De fait, en l’état actuel des connaissances, les seules demeures parvenues jusqu’à nous correspondent à des bâtiments aux solides murs de pierre ayant pu résister à plusieurs siècles d’une histoire souvent mouvementée.

C’est le cas d’un type particulier : les « maisons fortes », possession d’une partie de la noblesse ayant eu les moyens financiers de faire de telles constructions qui, au-delà d’une protection toute relative, étaient avant tout un marqueur social. 

Malgré plusieurs transformations les ayant parfois profondément modifiées, les prospections entreprises à partir du début des années 1990 ont permis d’en repérer une quarantaine, surtout caractérisées par des murs de belle qualité et épais généralement d’au moins 1 m ainsi que par la présence de quelques meurtrières. Divers détails architecturaux permettent de proposer pour leur mise en œuvre une fourchette chronologique allant de la fin du XIIIe siècle au tout début du XVIe.

Cette conférence sera l’occasion d’en présenter quelques-unes parmi les plus représentatives et d’aborder diverses questions, notamment la place occupée par les possesseurs de ces édifices au sein de la société. « 

Préhistorien de formation, Christian Normand Orieux a été enseignant puis archéologue au Service régional de l’Archéologie. Pendant plusieurs années il a conduit d’importantes recherches dans la célèbre grotte d’Isturitz, recherches centrées sur les premiers Sapiens des Pyrénées occidentales, mais aussi sur des sites fortifiés médiévaux tels des châteaux royaux navarrais. 
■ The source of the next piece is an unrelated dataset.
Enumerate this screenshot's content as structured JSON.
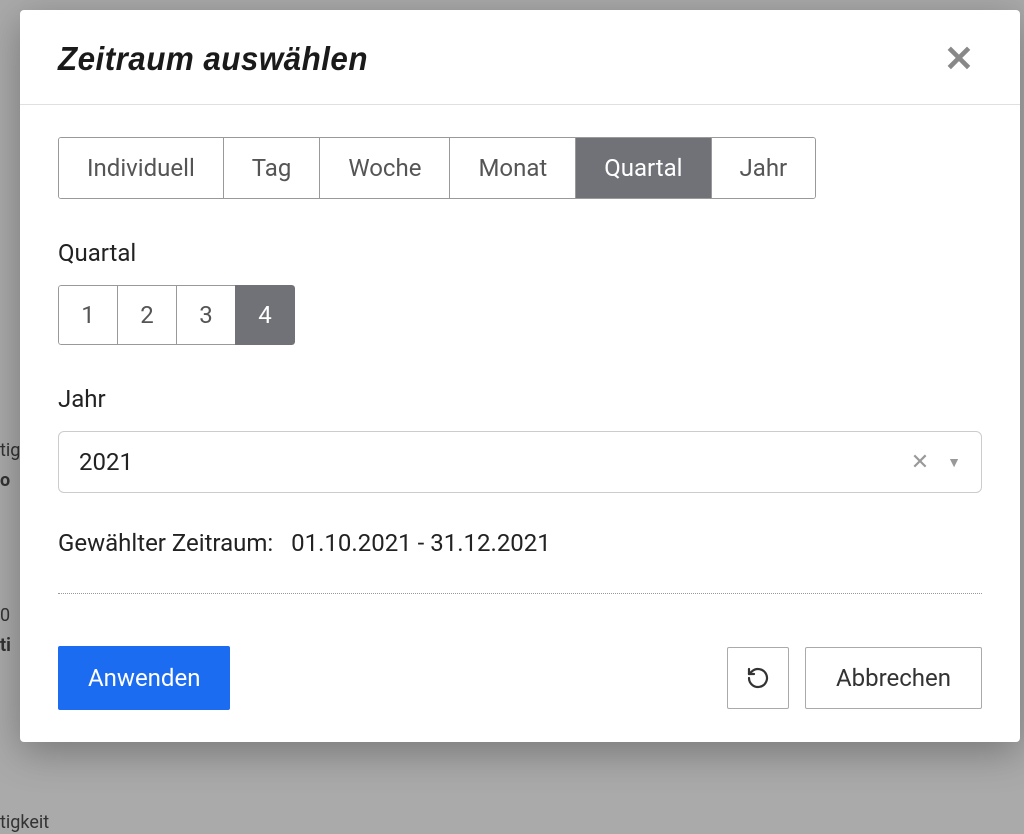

Chercheur associé au laboratoire TRACES UMR 5608 de l’Université de Toulouse-Jean Jaurès et membre de l’association Eusko Arkeologia, désormais retraité, il poursuit ses activités archéologiques dans les mêmes domaines. Ces dernières années il a notamment été responsable des études engagées sur la forteresse espagnole de El Peñon (Château Pignon), le très ancien chemin dit des « Ports de Cize », le château à motte d’Osserain, la maison forte Jauregia de Beyrie-sur-Joyeuse… et contribué à divers chantiers conduits par d’autres archéologues et/ou des membres de cette même association, tout en poursuivant les investigations dans la grotte d’Isturitz, dernièrement des analyses destinées à identifier les ADN encore contenus dans les sédiments. 

Il est l’auteur ou le co-auteur de nombreux articles publiés dans des revues aussi bien régionales qu’internationales.